A: Beats me. I made it up. Sounds pretty bad, though.
Q: And what does any of this have to do with psoriasis?
A: According to D. Zivkovic in a report titled “Psoriasis — A Dermatological Enigma” in 1998 psoriasis patients were turning to alternative therapies more than any other disease group. Since alternative medicine practitioners sell more pyramid hats than just about anybody else, I feel it’s vital for psoriatics to be aware of this issue.
Q: So is my current psoriasis therapy a pyramid hat?
A: If it’s not on the National Psoriasis Foundation’s list of Scientifically Proven Treatments for Psoriasis, it’s more than likely that it is. (Update, June 8, 2009: that list is no longer available.)
Q: Do you know of some good ones that aren’t on that list?
A: Yes, I do. Fumaric acid esters spring to mind first, but they are strong drugs, and the high frequency of side effects means it’s not for everyone (also it’s not readily available here in the U.S.). Certain dietary measures can also help (such as fatty fish oils — they’re no miracle cure by themselves, but they might help a little), but on the other hand, every one-size-fits all diet like you’ll find in a book is pretty much a pyramid hat. There are a few others.

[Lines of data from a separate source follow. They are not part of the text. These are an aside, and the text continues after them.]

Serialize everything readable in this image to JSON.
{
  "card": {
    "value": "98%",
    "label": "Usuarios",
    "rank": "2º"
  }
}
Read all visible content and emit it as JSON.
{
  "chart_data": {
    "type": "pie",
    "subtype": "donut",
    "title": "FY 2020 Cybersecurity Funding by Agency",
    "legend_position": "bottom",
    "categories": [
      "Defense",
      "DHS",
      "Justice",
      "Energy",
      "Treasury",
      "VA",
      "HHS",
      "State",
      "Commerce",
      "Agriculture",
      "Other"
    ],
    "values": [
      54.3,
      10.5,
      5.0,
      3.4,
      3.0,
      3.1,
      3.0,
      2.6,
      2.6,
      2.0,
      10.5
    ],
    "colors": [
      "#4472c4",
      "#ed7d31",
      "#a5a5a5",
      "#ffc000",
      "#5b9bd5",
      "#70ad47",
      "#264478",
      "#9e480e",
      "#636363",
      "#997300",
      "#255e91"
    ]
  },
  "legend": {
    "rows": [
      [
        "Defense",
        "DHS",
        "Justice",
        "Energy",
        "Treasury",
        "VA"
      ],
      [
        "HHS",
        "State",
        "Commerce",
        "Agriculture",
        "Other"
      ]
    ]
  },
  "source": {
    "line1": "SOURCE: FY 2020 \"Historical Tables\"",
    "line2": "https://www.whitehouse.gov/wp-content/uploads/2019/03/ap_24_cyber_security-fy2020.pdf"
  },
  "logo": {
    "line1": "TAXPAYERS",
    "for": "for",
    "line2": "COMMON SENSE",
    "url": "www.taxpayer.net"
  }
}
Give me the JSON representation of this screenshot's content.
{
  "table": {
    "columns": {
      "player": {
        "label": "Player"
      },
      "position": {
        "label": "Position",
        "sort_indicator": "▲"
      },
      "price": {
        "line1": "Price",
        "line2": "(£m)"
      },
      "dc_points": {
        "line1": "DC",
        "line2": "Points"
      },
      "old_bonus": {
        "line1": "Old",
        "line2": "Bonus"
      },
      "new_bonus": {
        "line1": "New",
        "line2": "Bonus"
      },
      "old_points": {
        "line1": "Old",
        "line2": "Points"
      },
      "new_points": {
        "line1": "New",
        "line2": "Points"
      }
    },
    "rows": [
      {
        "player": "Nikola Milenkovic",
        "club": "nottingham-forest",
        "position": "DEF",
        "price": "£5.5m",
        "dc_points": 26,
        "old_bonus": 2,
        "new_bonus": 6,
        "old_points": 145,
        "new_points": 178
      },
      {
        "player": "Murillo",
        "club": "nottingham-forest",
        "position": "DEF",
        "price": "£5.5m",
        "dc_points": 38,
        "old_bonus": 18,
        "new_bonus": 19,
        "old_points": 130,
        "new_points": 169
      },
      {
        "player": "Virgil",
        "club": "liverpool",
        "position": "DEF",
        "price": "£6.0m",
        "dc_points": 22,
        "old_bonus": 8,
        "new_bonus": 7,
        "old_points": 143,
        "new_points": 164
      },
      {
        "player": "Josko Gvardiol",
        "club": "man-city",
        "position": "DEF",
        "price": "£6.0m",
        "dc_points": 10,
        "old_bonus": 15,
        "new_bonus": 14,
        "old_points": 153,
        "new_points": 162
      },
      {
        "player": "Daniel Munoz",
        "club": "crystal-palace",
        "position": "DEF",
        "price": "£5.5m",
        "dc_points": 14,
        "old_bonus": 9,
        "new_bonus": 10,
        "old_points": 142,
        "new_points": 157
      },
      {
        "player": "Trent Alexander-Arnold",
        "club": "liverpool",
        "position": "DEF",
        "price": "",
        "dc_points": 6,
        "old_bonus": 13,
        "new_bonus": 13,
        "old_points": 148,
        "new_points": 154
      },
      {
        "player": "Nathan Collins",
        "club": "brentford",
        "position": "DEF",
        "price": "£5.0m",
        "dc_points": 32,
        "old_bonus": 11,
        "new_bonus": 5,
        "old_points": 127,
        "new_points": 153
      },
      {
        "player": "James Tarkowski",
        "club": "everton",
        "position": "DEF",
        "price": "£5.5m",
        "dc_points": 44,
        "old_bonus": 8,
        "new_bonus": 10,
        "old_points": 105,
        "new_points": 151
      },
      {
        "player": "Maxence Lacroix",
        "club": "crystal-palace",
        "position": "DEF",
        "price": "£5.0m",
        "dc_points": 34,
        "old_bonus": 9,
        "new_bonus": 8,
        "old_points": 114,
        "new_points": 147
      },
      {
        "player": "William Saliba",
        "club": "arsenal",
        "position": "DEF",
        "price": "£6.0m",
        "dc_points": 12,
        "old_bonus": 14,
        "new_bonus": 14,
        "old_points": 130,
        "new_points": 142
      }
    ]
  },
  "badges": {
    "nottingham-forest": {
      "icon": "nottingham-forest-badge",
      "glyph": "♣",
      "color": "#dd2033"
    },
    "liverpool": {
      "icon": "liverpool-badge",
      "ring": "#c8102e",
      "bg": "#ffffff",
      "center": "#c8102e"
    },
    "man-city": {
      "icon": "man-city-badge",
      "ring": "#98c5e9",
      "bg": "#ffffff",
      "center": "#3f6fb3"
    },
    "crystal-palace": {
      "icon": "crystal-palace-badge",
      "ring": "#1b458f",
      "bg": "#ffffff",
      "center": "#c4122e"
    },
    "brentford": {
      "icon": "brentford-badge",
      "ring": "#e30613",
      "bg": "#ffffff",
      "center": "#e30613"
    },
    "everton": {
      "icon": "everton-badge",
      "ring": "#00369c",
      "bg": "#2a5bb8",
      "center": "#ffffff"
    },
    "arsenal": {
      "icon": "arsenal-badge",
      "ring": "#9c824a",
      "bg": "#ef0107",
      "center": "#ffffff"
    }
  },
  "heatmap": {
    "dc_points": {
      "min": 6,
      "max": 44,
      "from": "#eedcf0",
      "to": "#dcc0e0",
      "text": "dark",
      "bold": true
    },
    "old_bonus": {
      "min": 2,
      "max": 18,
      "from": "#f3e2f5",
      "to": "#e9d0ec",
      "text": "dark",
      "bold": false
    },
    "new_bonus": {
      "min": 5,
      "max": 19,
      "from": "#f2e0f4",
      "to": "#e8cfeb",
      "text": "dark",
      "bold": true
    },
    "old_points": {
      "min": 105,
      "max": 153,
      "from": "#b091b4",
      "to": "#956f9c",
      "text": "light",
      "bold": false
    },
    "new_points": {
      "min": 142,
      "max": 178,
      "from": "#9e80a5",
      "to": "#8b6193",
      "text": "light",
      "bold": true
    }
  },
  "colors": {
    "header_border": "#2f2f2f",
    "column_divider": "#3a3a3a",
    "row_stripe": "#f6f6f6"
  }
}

Q: What about the new drugs on the horizon?
A: Really, until something gets approved, it should be treated just like any other pyramid hat. The odds are that a new drug will not make it to market, either due to poor performance or a plethora of side effects (or even one deadly one). Once a drug is approved, you can befairly certain that it’s not a pyramid hat (but it might get pulled off the market for other reasons).
Q: But what about drug X? It’s approved but didn’t help me.
A: Sorry to hear that, but no one therapy will work for everyone — for any disease, not just psoriasis. Through clinical trials, it can be shown, for example, that drug X clears 75% of psoriasis patients, while placebos clear only 10%. This means the drug works, but it obviously doesn’t work for everyone.
Q: So what about this alternative therapy? It helps some, too.
A: But does it help them better than a pyramid hat would? That’s the ultimate issue. Is it worth spending time and money, getting ones hopes up, etc., only to find you could get the same response (or lack of response) by eating sugar pills or wearing worthless headgear? I understand that for some whose psoriasis is extremely bad, the cost and risk might well be worth it, for them, but the same doesn’t hold true for everyone else.
Q: Is that it?
A: For now, yes. I’m sure I’ll think of something else to add later.